Character Buffer

#include "libstephen/cb.h"

Unlike pretty much every other language under the sun, C has exceptionally few string handling functions available to you. What’s worse, every other language typically hides a whole lot of complexity in its string type. Most lanugages have immutable strings, which means you can’t modify them without reallocating them. While this has plenty of advantages, it’s also terribly inefficient when you’re doing text processing. Languages with immutable strings frequently provide a string “buffer” or “builder” abstraction, which is essentially a mutable string that has support for lots of modification actions.

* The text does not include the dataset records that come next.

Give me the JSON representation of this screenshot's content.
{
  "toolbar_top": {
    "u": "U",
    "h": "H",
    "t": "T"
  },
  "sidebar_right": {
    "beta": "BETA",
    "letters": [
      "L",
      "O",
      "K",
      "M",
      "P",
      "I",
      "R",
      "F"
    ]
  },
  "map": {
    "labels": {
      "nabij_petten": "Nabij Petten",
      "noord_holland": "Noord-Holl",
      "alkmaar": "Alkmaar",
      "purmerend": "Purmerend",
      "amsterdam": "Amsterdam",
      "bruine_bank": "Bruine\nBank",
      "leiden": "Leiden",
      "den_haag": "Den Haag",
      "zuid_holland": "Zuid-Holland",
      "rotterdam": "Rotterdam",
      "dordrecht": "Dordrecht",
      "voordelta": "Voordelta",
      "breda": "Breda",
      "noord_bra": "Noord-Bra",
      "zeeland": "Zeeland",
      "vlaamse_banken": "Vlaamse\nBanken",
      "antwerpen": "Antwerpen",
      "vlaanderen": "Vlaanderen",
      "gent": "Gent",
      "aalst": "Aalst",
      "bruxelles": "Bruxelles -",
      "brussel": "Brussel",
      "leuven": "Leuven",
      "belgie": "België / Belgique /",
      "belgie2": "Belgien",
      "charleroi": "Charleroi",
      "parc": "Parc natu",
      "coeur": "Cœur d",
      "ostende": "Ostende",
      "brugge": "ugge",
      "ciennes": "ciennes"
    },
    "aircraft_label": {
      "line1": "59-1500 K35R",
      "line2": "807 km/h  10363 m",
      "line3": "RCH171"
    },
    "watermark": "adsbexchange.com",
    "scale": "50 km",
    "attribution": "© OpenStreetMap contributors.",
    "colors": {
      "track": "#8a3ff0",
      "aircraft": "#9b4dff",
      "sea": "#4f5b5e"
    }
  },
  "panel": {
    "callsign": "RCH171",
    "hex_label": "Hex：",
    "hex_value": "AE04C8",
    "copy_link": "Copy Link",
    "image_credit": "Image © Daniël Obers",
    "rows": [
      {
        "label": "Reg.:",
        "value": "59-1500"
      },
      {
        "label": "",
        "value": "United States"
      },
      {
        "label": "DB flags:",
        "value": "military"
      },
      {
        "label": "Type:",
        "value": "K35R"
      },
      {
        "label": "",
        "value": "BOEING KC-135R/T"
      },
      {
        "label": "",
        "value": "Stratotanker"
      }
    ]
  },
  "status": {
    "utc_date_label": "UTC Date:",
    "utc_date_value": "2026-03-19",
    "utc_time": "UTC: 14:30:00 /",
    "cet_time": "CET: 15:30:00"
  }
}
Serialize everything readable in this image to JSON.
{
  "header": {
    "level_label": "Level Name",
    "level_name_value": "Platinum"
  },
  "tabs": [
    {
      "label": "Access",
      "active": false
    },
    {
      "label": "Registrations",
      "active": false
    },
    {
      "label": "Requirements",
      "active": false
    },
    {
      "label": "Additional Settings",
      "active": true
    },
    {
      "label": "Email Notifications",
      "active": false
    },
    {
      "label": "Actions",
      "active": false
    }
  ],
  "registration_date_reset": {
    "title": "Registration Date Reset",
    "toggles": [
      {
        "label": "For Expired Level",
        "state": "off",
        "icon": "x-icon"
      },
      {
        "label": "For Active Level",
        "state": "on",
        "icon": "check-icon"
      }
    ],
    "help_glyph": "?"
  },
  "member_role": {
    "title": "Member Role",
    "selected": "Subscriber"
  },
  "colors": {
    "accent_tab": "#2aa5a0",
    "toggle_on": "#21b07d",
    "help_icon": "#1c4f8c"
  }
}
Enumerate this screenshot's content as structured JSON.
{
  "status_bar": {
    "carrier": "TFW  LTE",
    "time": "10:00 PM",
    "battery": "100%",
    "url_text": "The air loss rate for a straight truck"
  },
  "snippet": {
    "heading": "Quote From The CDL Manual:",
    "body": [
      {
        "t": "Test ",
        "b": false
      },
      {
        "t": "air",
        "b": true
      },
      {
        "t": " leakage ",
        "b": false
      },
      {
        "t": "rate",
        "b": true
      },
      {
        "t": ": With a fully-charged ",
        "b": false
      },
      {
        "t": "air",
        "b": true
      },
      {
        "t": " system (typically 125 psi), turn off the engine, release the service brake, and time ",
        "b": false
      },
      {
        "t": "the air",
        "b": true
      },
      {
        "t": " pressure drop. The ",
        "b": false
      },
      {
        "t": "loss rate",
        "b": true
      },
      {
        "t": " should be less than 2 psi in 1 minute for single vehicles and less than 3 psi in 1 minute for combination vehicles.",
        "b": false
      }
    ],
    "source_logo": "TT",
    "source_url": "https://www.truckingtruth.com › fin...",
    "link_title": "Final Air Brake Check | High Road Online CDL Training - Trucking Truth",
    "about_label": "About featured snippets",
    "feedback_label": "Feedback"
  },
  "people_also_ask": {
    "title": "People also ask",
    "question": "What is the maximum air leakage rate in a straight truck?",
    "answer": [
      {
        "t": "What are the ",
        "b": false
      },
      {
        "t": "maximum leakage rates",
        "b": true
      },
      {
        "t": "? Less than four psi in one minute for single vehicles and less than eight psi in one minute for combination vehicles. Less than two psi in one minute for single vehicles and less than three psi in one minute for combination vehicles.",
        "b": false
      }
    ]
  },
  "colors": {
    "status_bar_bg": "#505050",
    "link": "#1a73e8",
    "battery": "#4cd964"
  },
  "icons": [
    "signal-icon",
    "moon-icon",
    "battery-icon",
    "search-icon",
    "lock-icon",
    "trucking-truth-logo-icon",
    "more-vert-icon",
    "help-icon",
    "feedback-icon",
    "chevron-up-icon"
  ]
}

Since C doesn’t have immutable strings, you need to implement a lot of the “complexity” that other languages provide for efficient operations on strings. This character buffer abstraction exists to remove some of the common complexity with dealing with strings in C. Namely, it does the allocation and dynamic reallocation that you would normally have to tackle when you’re dealing with buffers - especially when reading input!

Functions

Here is the struct definition and list of functions:

typedef struct {
  char *buf;
  int capacity;
  int length;
} cbuf;

void cb_init(cbuf *obj, int capacity);
cbuf *cb_create(int capacity);
void cb_destroy(cbuf *obj);
void cb_delete(cbuf *obj);

void cb_concat(cbuf *obj, char *str);
void cb_append(cbuf *obj, char next);
void cb_trim(cbuf *obj);
void cb_clear(cbuf *obj);
void cb_printf(cbuf *obj, char *format, ...);
void cb_vprintf(cbuf *obj, char *format, va_list va);

The lifetime functions are self-explanatory, but here’s a little commentary anyway. You really shouldn’t have to use cb_create() that often. For the most part, you’ll want to declare a cbuf on the stack and use cb_init(). This is because most use cases for a cbuf involve building a string over the course of a single function call. I don’t recommend passing around cbufs, treating them as strings.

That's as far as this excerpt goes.